Raising Taxes is Just One Policy Issue
The American Legislative Exchange Council (ALEC) has also expressed alarm. It recently issued a study on the subject, "Disorder in the Court: Litigating Public Policy." ALEC found the trend of bypassing legislative authority to create policy from the bench has manifested itself in four distinct but related ways:
Judicial Nullification. In the last few years, State Courts have issued 85 rulings striking down tort reform laws passed by the legislatures. This is just the most egregious example of courts usurping the powers of the legislature.
Activist Litigation. Activists unable to succeed in the legislative arena are increasingly joining forces with plaintiff attorneys and state and local officials to pursue mass litigation against entire industries. What they have been unable to impose through regulation, they are attempting to impose through litigation.
Court-Created Causes of Action. Judges have issued a number of rulings that have created entirely new causes of action under tort law. The most recent example was in Louisiana, where a judge found that the mere expectation of possible injury is sufficient grounds for a suit and the awarding of damages.
Court-Ordered Tax Increases. In at least 19 states—Nevada among them—state district courts have ruled education funding systems unconstitutional. As a result, legislatures have been forced to impose new taxes or raise existing taxes, in order to comply with these judicial mandates.
Let’s Get Real
Historically, government has encouraged private business and the production of lawful products by essentially staying out of the way. Now with courts being co-opted into instruments of social action by unethical layers, they are forcing companies to accept liability for the unlawful use of that product. These are legal products not shown to have ever been defective. Instead of sending manufacturers a bill for a defective product, government is billing companies—and ultimately, taxpayers—for social ills when they can’t impose their agenda through legislative means. The attitude of career politicians is appalling. Health and Human Services Secretary Donna Shalala, at a press conference following the tobacco suit victory, almost jumped with glee about all of the things government could spend the money on: "What are deep pockets for?"

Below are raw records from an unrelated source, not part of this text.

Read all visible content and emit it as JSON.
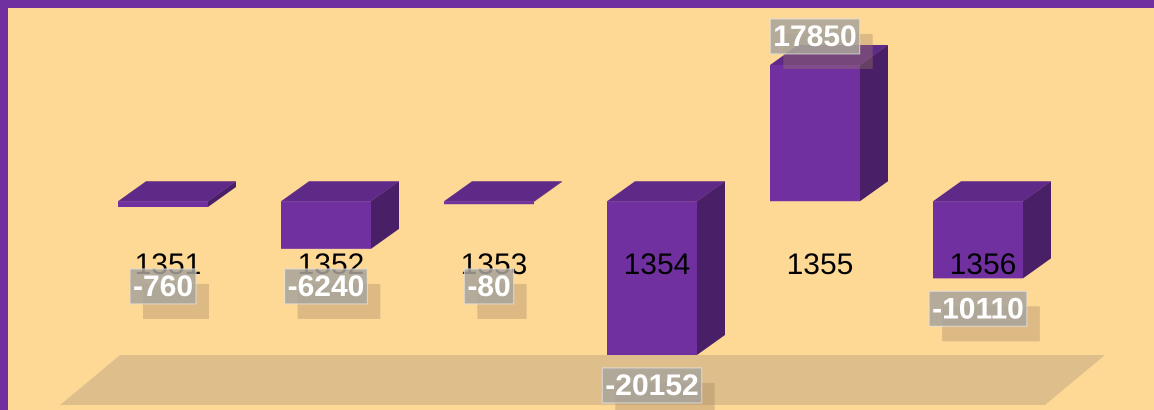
{
  "chart_data": {
    "type": "bar",
    "categories": [
      "1351",
      "1352",
      "1353",
      "1354",
      "1355",
      "1356"
    ],
    "values": [
      -760,
      -6240,
      -80,
      -20152,
      17850,
      -10110
    ],
    "color": "#7030a0"
  }
}
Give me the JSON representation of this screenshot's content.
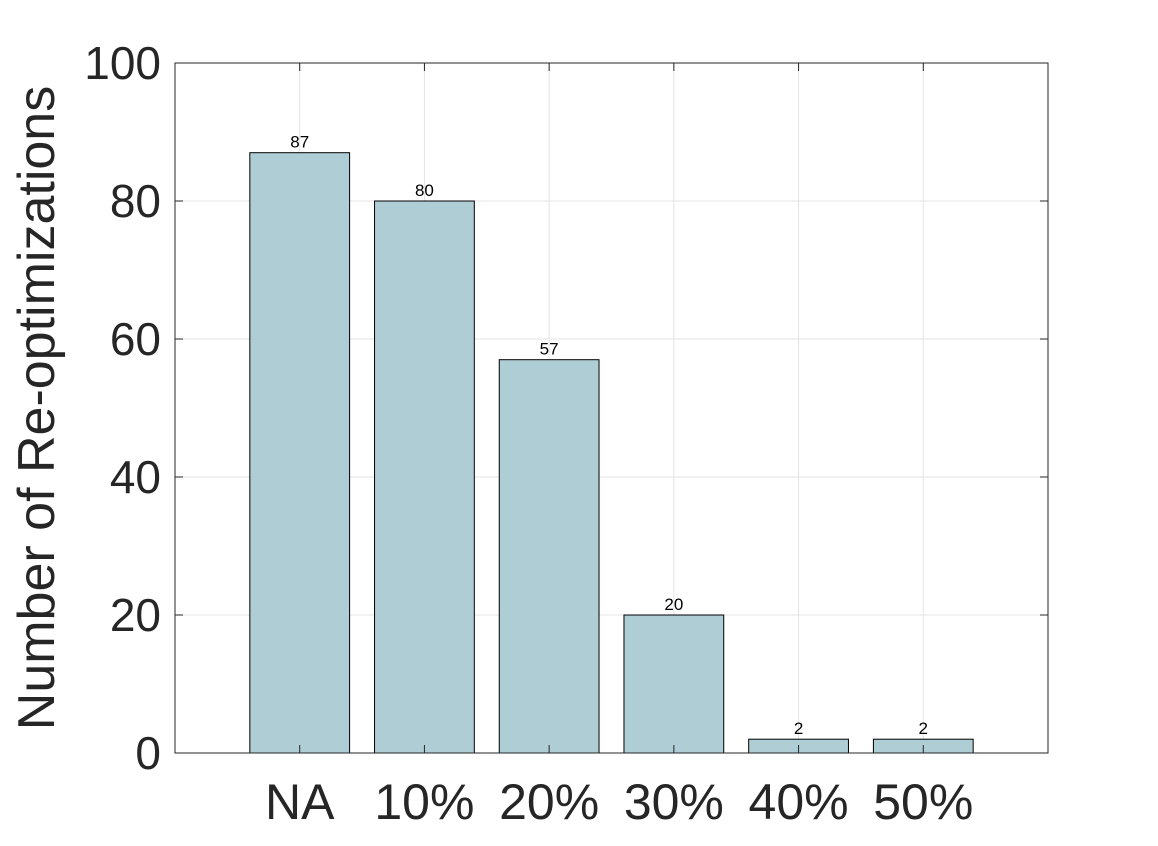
{
  "chart_data": {
    "type": "bar",
    "categories": [
      "NA",
      "10%",
      "20%",
      "30%",
      "40%",
      "50%"
    ],
    "values": [
      87,
      80,
      57,
      20,
      2,
      2
    ],
    "data_labels": [
      "87",
      "80",
      "57",
      "20",
      "2",
      "2"
    ],
    "title": "",
    "xlabel": "",
    "ylabel": "Number of Re-optimizations",
    "ylim": [
      0,
      100
    ],
    "yticks": [
      0,
      20,
      40,
      60,
      80,
      100
    ],
    "ytick_labels": [
      "0",
      "20",
      "40",
      "60",
      "80",
      "100"
    ],
    "grid": true,
    "legend": "none",
    "bar_color": "#afcdd4",
    "bar_edge_color": "#000000"
  }
}
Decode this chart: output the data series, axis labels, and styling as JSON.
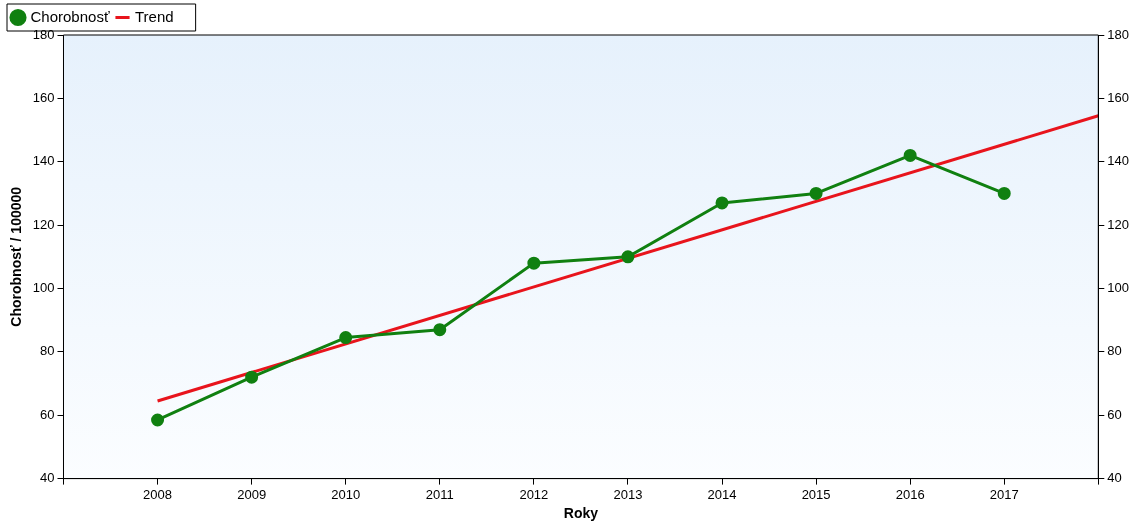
{
  "chart_data": {
    "type": "line",
    "xlabel": "Roky",
    "ylabel": "Chorobnosť / 100000",
    "x": [
      2008,
      2009,
      2010,
      2011,
      2012,
      2013,
      2014,
      2015,
      2016,
      2017
    ],
    "series": [
      {
        "name": "Chorobnosť",
        "color": "#108010",
        "marker": "circle",
        "values": [
          58.5,
          72,
          84.5,
          87,
          108,
          110,
          127,
          130,
          142,
          130
        ]
      },
      {
        "name": "Trend",
        "color": "#e8141c",
        "marker": "none",
        "x": [
          2008,
          2018
        ],
        "values": [
          64.5,
          154.5
        ]
      }
    ],
    "xlim": [
      2007,
      2018
    ],
    "xticks": [
      {
        "value": 2007,
        "label": null
      },
      2008,
      2009,
      2010,
      2011,
      2012,
      2013,
      2014,
      2015,
      2016,
      2017,
      {
        "value": 2018,
        "label": null
      }
    ],
    "ylim": [
      40,
      180
    ],
    "yticks": [
      40,
      60,
      80,
      100,
      120,
      140,
      160,
      180
    ],
    "y2lim": [
      40,
      180
    ],
    "y2ticks": [
      40,
      60,
      80,
      100,
      120,
      140,
      160,
      180
    ],
    "legend": "top left",
    "grid": false
  }
}
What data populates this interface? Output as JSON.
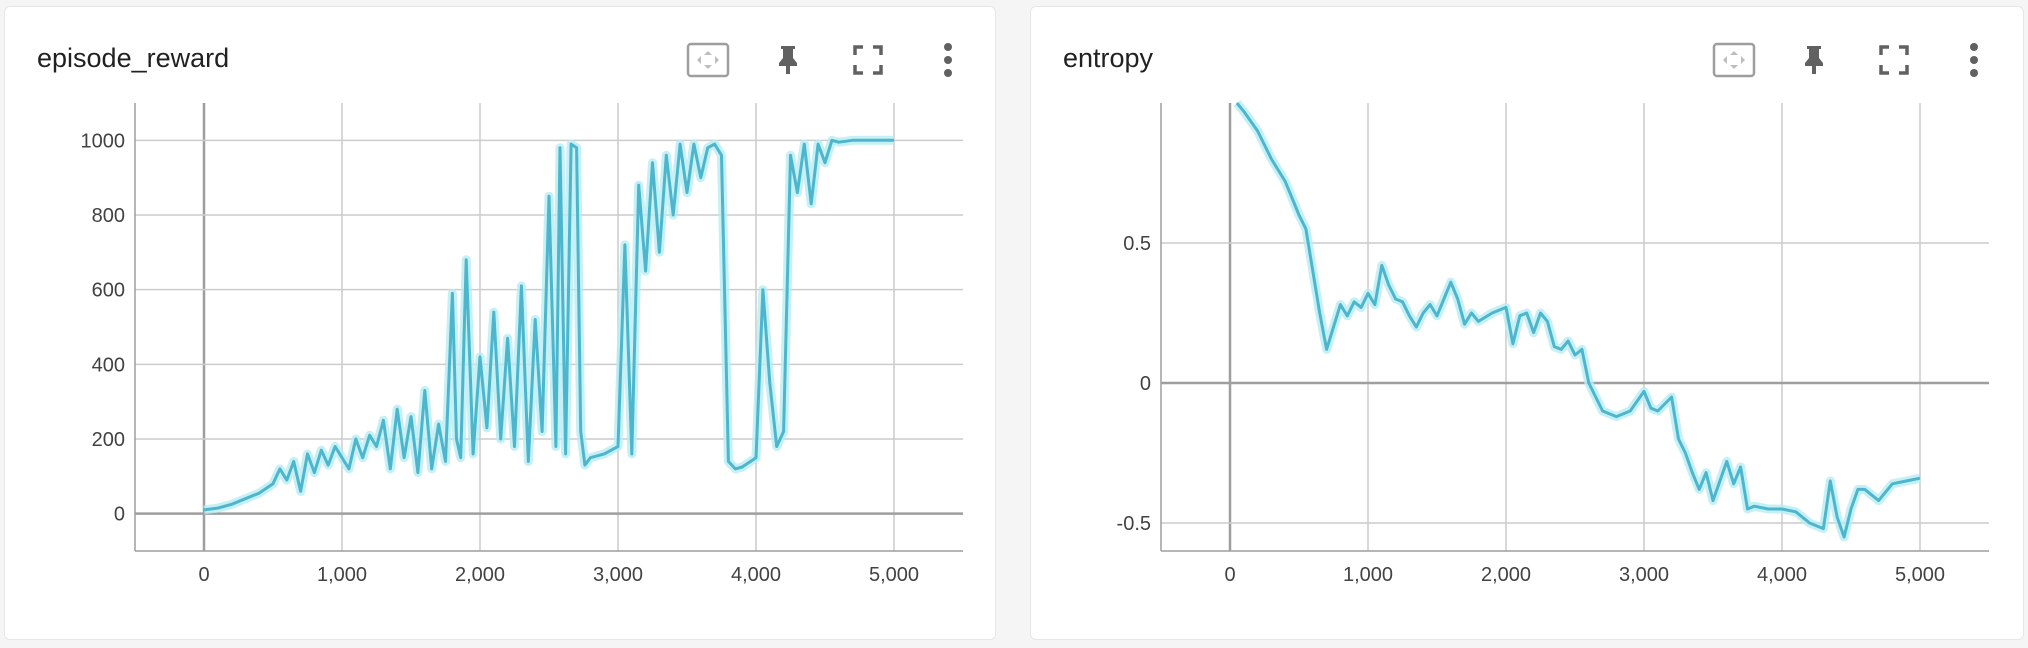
{
  "colors": {
    "accent": "#4db6cc",
    "accent_light": "#b5ecf4",
    "grid": "#cccccc",
    "axis": "#9e9e9e",
    "icon": "#616161"
  },
  "toolbar": {
    "icons": [
      "fit-domain-icon",
      "pin-icon",
      "fullscreen-icon",
      "more-vert-icon"
    ]
  },
  "chart_data": [
    {
      "type": "line",
      "title": "episode_reward",
      "xlim": [
        -500,
        5500
      ],
      "ylim": [
        -100,
        1100
      ],
      "x_ticks": [
        0,
        1000,
        2000,
        3000,
        4000,
        5000
      ],
      "x_tick_labels": [
        "0",
        "1,000",
        "2,000",
        "3,000",
        "4,000",
        "5,000"
      ],
      "y_ticks": [
        0,
        200,
        400,
        600,
        800,
        1000
      ],
      "y_tick_labels": [
        "0",
        "200",
        "400",
        "600",
        "800",
        "1000"
      ],
      "series": [
        {
          "name": "smoothed",
          "x": [
            0,
            100,
            200,
            300,
            400,
            500,
            550,
            600,
            650,
            700,
            750,
            800,
            850,
            900,
            950,
            1000,
            1050,
            1100,
            1150,
            1200,
            1250,
            1300,
            1350,
            1400,
            1450,
            1500,
            1550,
            1600,
            1650,
            1700,
            1750,
            1800,
            1830,
            1860,
            1900,
            1950,
            2000,
            2050,
            2100,
            2150,
            2200,
            2250,
            2300,
            2350,
            2400,
            2450,
            2500,
            2550,
            2580,
            2620,
            2660,
            2700,
            2730,
            2760,
            2800,
            2900,
            3000,
            3050,
            3100,
            3150,
            3200,
            3250,
            3300,
            3350,
            3400,
            3450,
            3500,
            3550,
            3600,
            3650,
            3700,
            3750,
            3800,
            3850,
            3900,
            4000,
            4050,
            4100,
            4150,
            4200,
            4250,
            4300,
            4350,
            4400,
            4450,
            4500,
            4550,
            4600,
            4700,
            4800,
            4900,
            5000
          ],
          "y": [
            10,
            15,
            25,
            40,
            55,
            80,
            120,
            90,
            140,
            60,
            160,
            110,
            170,
            130,
            180,
            150,
            120,
            200,
            150,
            210,
            180,
            250,
            120,
            280,
            150,
            260,
            110,
            330,
            120,
            240,
            140,
            590,
            200,
            150,
            680,
            160,
            420,
            230,
            540,
            200,
            470,
            180,
            610,
            140,
            520,
            220,
            850,
            180,
            980,
            160,
            990,
            980,
            220,
            130,
            150,
            160,
            180,
            720,
            160,
            880,
            650,
            940,
            700,
            960,
            800,
            990,
            860,
            990,
            900,
            980,
            990,
            960,
            140,
            120,
            125,
            150,
            600,
            350,
            180,
            220,
            960,
            860,
            990,
            830,
            990,
            940,
            1000,
            995,
            1000,
            1000,
            1000,
            1000
          ]
        }
      ]
    },
    {
      "type": "line",
      "title": "entropy",
      "xlim": [
        -500,
        5500
      ],
      "ylim": [
        -0.6,
        1.0
      ],
      "x_ticks": [
        0,
        1000,
        2000,
        3000,
        4000,
        5000
      ],
      "x_tick_labels": [
        "0",
        "1,000",
        "2,000",
        "3,000",
        "4,000",
        "5,000"
      ],
      "y_ticks": [
        -0.5,
        0,
        0.5
      ],
      "y_tick_labels": [
        "-0.5",
        "0",
        "0.5"
      ],
      "series": [
        {
          "name": "smoothed",
          "x": [
            50,
            100,
            200,
            300,
            400,
            500,
            550,
            600,
            650,
            700,
            750,
            800,
            850,
            900,
            950,
            1000,
            1050,
            1100,
            1150,
            1200,
            1250,
            1300,
            1350,
            1400,
            1450,
            1500,
            1550,
            1600,
            1650,
            1700,
            1750,
            1800,
            1900,
            2000,
            2050,
            2100,
            2150,
            2200,
            2250,
            2300,
            2350,
            2400,
            2450,
            2500,
            2550,
            2600,
            2650,
            2700,
            2800,
            2900,
            3000,
            3050,
            3100,
            3200,
            3250,
            3300,
            3350,
            3400,
            3450,
            3500,
            3550,
            3600,
            3650,
            3700,
            3750,
            3800,
            3900,
            4000,
            4100,
            4200,
            4300,
            4350,
            4400,
            4450,
            4500,
            4550,
            4600,
            4700,
            4800,
            4900,
            5000
          ],
          "y": [
            1.0,
            0.97,
            0.9,
            0.8,
            0.72,
            0.6,
            0.55,
            0.4,
            0.25,
            0.12,
            0.2,
            0.28,
            0.24,
            0.29,
            0.27,
            0.32,
            0.28,
            0.42,
            0.35,
            0.3,
            0.29,
            0.24,
            0.2,
            0.25,
            0.28,
            0.24,
            0.3,
            0.36,
            0.3,
            0.21,
            0.25,
            0.22,
            0.25,
            0.27,
            0.14,
            0.24,
            0.25,
            0.18,
            0.25,
            0.22,
            0.13,
            0.12,
            0.15,
            0.1,
            0.12,
            0.0,
            -0.05,
            -0.1,
            -0.12,
            -0.1,
            -0.03,
            -0.09,
            -0.1,
            -0.05,
            -0.2,
            -0.25,
            -0.32,
            -0.38,
            -0.32,
            -0.42,
            -0.35,
            -0.28,
            -0.36,
            -0.3,
            -0.45,
            -0.44,
            -0.45,
            -0.45,
            -0.46,
            -0.5,
            -0.52,
            -0.35,
            -0.48,
            -0.55,
            -0.45,
            -0.38,
            -0.38,
            -0.42,
            -0.36,
            -0.35,
            -0.34
          ]
        }
      ]
    }
  ]
}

Using Shalala’s reasoning, will automobile manufacturers be liable when a drunk driver causes death or injury? Will the Seagram Company be subjected to a lawsuit because someone chose to drink himself into cirrhosis or inflicts violence on another person while under the influence? How about fast food restaurants—will they be held responsible for someone’s high cholesterol level? Such abuses will redefine government power. But rest assured that the bucket industry, which some say is responsible for drowning deaths of toddlers, will be spared—its pockets aren’t deep enough.
Rep. Bob Barr recently introduced legislation to address regulation-through-litigation mania. His bill states that consistent with existing law, no one can bring a lawsuit against a corporation that manufactures a legal product which is essentially without defect. If passed, companies will no longer be liable for criminal misuse or irresponsible use of a product. The cash cow exploited by law firms like Callem, Cheatem & Howe will dry up—and the plaintiff bar will cease to be the fourth branch of government.